ModelOp Center provides comprehensive operational, quality, risk, and process monitoring throughout the entire life cycle of a model. ModelOp Center uses the concept of an “associated model” that allows the user to “associate” specific monitors for the model and run these monitors routinely--either on a scheduled or triggered basis. Monitors are associated models that can be tied to one or more business models, or “base models”.

ModelOp Center ships with a number of monitors out of the box, which the user can select and use without modification. Additionally, the user may decide to write his/her own custom monitoring function which can be registered as an associated model and set to run for the user’s model. ModelOp also provides a monitoring SDK in the form of a Python package to assist in writing custom monitoring functions or supplementing the out of the box monitors. This gives the enterprise the flexibility to select the best metrics to monitor their unique requirements from a business, technical, and risk perspective. Furthermore, these monitors are integrated into model life cycles, allowing the user to not only observe issues via the monitor, but to automatically compare the monitor outcomes against model-specific thresholds and take remediation action if there are deviations.

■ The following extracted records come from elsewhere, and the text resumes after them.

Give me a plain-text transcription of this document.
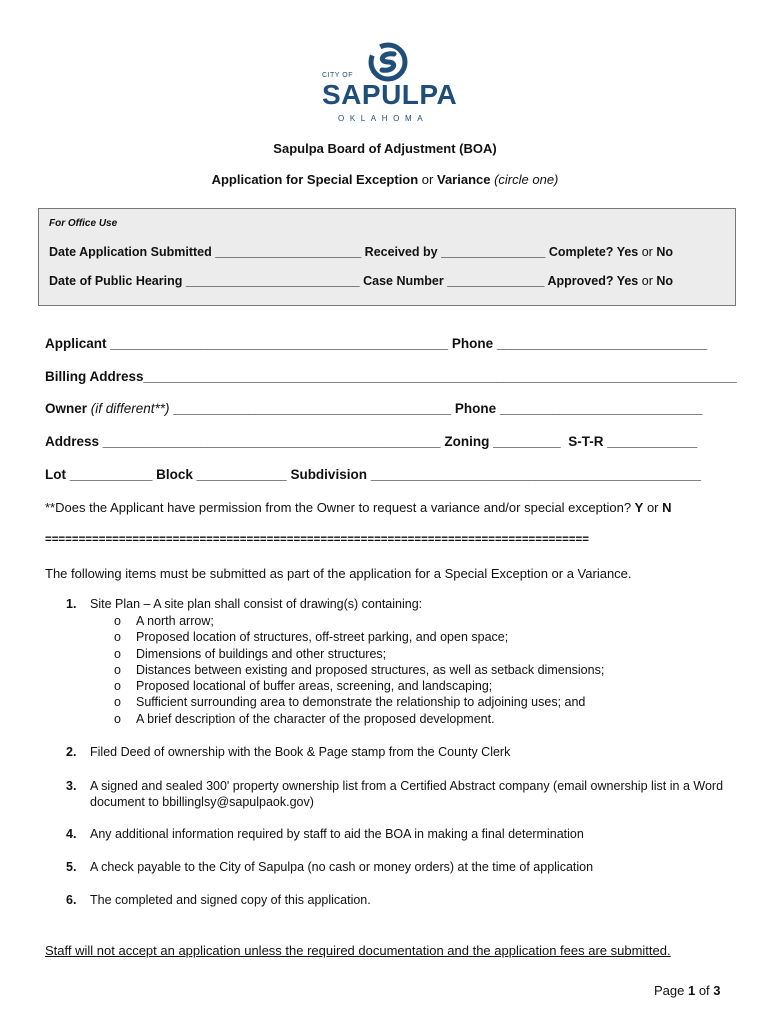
CITY OF
SAPULPA
OKLAHOMA
Sapulpa Board of Adjustment (BOA)
Application for Special Exception or Variance (circle one)
For Office Use
Date Application Submitted _____________________ Received by _______________ Complete? Yes or No
Date of Public Hearing _________________________ Case Number ______________ Approved? Yes or No
Applicant _____________________________________________ Phone ____________________________
Billing Address_______________________________________________________________________________
Owner (if different**) _____________________________________ Phone ___________________________
Address _____________________________________________ Zoning _________  S-T-R ____________
Lot ___________ Block ____________ Subdivision ____________________________________________
**Does the Applicant have permission from the Owner to request a variance and/or special exception? Y or N
=================================================================================
The following items must be submitted as part of the application for a Special Exception or a Variance.
1. Site Plan – A site plan shall consist of drawing(s) containing:
o A north arrow;
o Proposed location of structures, off-street parking, and open space;
o Dimensions of buildings and other structures;
o Distances between existing and proposed structures, as well as setback dimensions;
o Proposed locational of buffer areas, screening, and landscaping;
o Sufficient surrounding area to demonstrate the relationship to adjoining uses; and
o A brief description of the character of the proposed development.
2. Filed Deed of ownership with the Book & Page stamp from the County Clerk
3. A signed and sealed 300' property ownership list from a Certified Abstract company (email ownership list in a Word document to bbillinglsy@sapulpaok.gov)
4. Any additional information required by staff to aid the BOA in making a final determination
5. A check payable to the City of Sapulpa (no cash or money orders) at the time of application
6. The completed and signed copy of this application.
Staff will not accept an application unless the required documentation and the application fees are submitted.
Page 1 of 3
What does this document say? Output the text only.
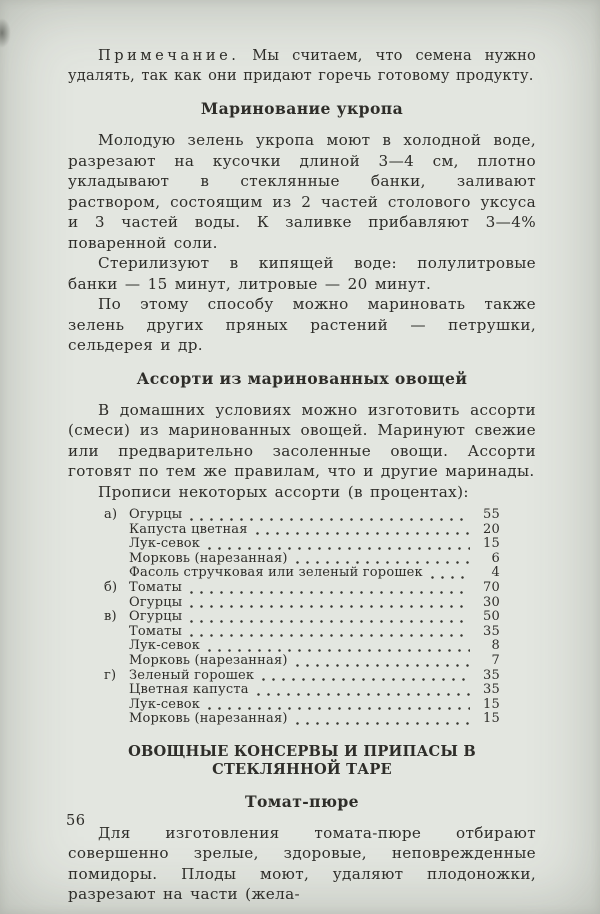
Примечание. Мы считаем, что семена нужно удалять, так как они придают горечь готовому продукту.

Маринование укропа

Молодую зелень укропа моют в холодной воде, разрезают на кусочки длиной 3—4 см, плотно укладывают в стеклянные банки, заливают раствором, состоящим из 2 частей столового уксуса и 3 частей воды. К заливке прибавляют 3—4% поваренной соли.

Стерилизуют в кипящей воде: полулитровые банки — 15 минут, литровые — 20 минут.

По этому способу можно мариновать также зелень других пряных растений — петрушки, сельдерея и др.

Ассорти из маринованных овощей

В домашних условиях можно изготовить ассорти (смеси) из маринованных овощей. Маринуют свежие или предварительно засоленные овощи. Ассорти готовят по тем же правилам, что и другие маринады.

Прописи некоторых ассорти (в процентах):

а) Огурцы	55
Капуста цветная	20
Лук-севок	15
Морковь (нарезанная)	6
Фасоль стручковая или зеленый горошек	4
б) Томаты	70
Огурцы	30
в) Огурцы	50
Томаты	35
Лук-севок	8
Морковь (нарезанная)	7
г) Зеленый горошек	35
Цветная капуста	35
Лук-севок	15
Морковь (нарезанная)	15
ОВОЩНЫЕ КОНСЕРВЫ И ПРИПАСЫ В СТЕКЛЯННОЙ ТАРЕ
Томат-пюре

Для изготовления томата-пюре отбирают совершенно зрелые, здоровые, неповрежденные помидоры. Плоды моют, удаляют плодоножки, разрезают на части (жела-

56
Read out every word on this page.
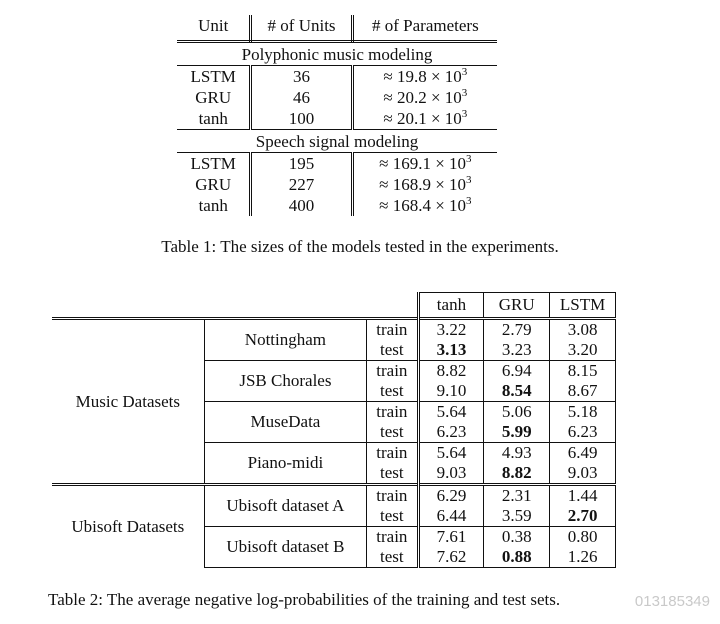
Unit	# of Units	# of Parameters
Polyphonic music modeling		
LSTM	36	≈ $19.8 \times 10^3$
GRU	46	≈ $20.2 \times 10^3$
tanh	100	≈ $20.1 \times 10^3$
Speech signal modeling		
LSTM	195	≈ $169.1 \times 10^3$
GRU	227	≈ $168.9 \times 10^3$
tanh	400	≈ $168.4 \times 10^3$
Table 1: The sizes of the models tested in the experiments.
			tanh	GRU	LSTM
Music Datasets	Nottingham	train	3.22	2.79	3.08
		test	3.13	3.23	3.20
	JSB Chorales	train	8.82	6.94	8.15
		test	9.10	8.54	8.67
	MuseData	train	5.64	5.06	5.18
		test	6.23	5.99	6.23
	Piano-midi	train	5.64	4.93	6.49
		test	9.03	8.82	9.03
Ubisoft Datasets	Ubisoft dataset A	train	6.29	2.31	1.44
		test	6.44	3.59	2.70
	Ubisoft dataset B	train	7.61	0.38	0.80
		test	7.62	0.88	1.26
Table 2: The average negative log-probabilities of the training and test sets.	013185349
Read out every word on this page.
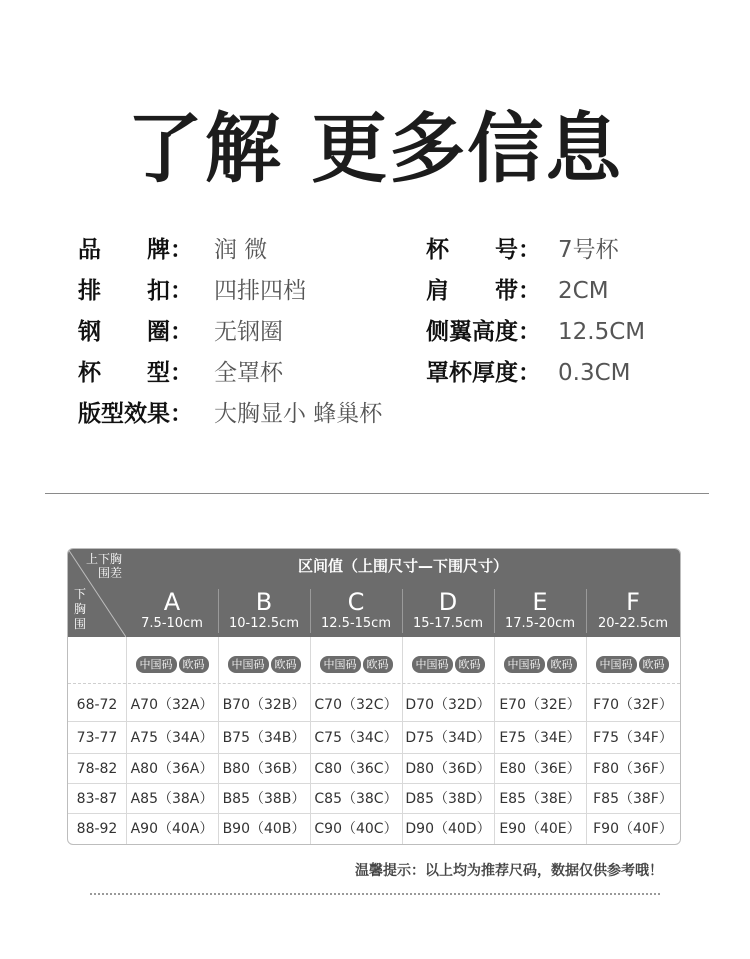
了解 更多信息
品　　牌： 润 微
排　　扣： 四排四档
钢　　圈： 无钢圈
杯　　型： 全罩杯
版型效果： 大胸显小 蜂巢杯
杯　　号： 7号杯
肩　　带： 2CM
侧翼高度： 12.5CM
罩杯厚度： 0.3CM
上下胸围差
下胸围
区间值（上围尺寸—下围尺寸）
A
7.5-10cm
B
10-12.5cm
C
12.5-15cm
D
15-17.5cm
E
17.5-20cm
F
20-22.5cm
中国码 欧码	中国码 欧码	中国码 欧码	中国码 欧码	中国码 欧码	中国码 欧码
68-72 A70（32A） B70（32B） C70（32C） D70（32D） E70（32E） F70（32F）
73-77 A75（34A） B75（34B） C75（34C） D75（34D） E75（34E） F75（34F）
78-82 A80（36A） B80（36B） C80（36C） D80（36D） E80（36E） F80（36F）
83-87 A85（38A） B85（38B） C85（38C） D85（38D） E85（38E） F85（38F）
88-92 A90（40A） B90（40B） C90（40C） D90（40D） E90（40E） F90（40F）
温馨提示：以上均为推荐尺码，数据仅供参考哦！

The subsequent sections provide an overview of monitor selection as well as how to test monitors within ModelOp Center. Subsequent articles go into detail on enabling statistical monitoring, drift monitoring, and ethical fairness monitoring.

Monitoring Concepts

As background, ModelOp Center treats all “monitors” as models themselves, which allows for reuse and robust governance and auditability around these critical monitors that are ensuring that an enterprise’s decisioning assets are performing optimally and within governance thresholds.

Additionally, ModelOp Center uses decision tables to determine if a model is running within the desired thresholds. Decision tables are an industry standard approach to allow for defining various rules by which a decision should be made. ModelOp specifically chose to incorporate decision tables for monitoring as our experience has shown that there are a number of factors that weigh into whether a model is actually having an issue, often combining technical, statistical, business, and other metadata to ascertain if the model is operating out of bounds. ModelOp Center provides data scientists and ModelOps engineers the flexibility to incorporate these varying requirements to provide more precise monitoring and alerting when a model begins operating out of specification.

Choosing Evaluation Metrics

To test the efficacy of a model, a metric should be chosen during model development and used to benchmark the model. The chosen metric should reflect the underlying business problem. For instance, in a binary classification problem with very unbalanced class frequencies, accuracy is a poor choice of metric. A “model” which always predicts that the more common class will occur will be very accurate, but will not do a good job of predicting the less frequent class.

Take compliance in internal communications as an example. Very few internal communications may be non-compliant, but a model which never flags possible non-compliance is worthless even if it is highly accurate. A better metric, in this case, is an F1 score or an Fβ score for β> 1 more generally. The latter will reward the model more for true positives and punish the model for false negatives, occurrences where the model fails to detect non-compliant communication. 

Similarly, for regression problems, the data scientist should decide on a metric based on whether a few bad errors with most being small is preferable in which case she should use mean absolute error (MAE); or whether no errors should exceed a particular threshold in which case the data scientist should use the max error. A metric like a root mean squared error (RMSE) interpolates between these cases. 
There are metrics for every type of problem: multi-class classification, all varieties of regression, unsupervised clustering, etc. They can range from quite simple to quite intricate, but whatever the problem, a metric should be decided upon early in development and used to test a model as it is promoted to UAT and then into production. Here are some tests it might encounter along the way.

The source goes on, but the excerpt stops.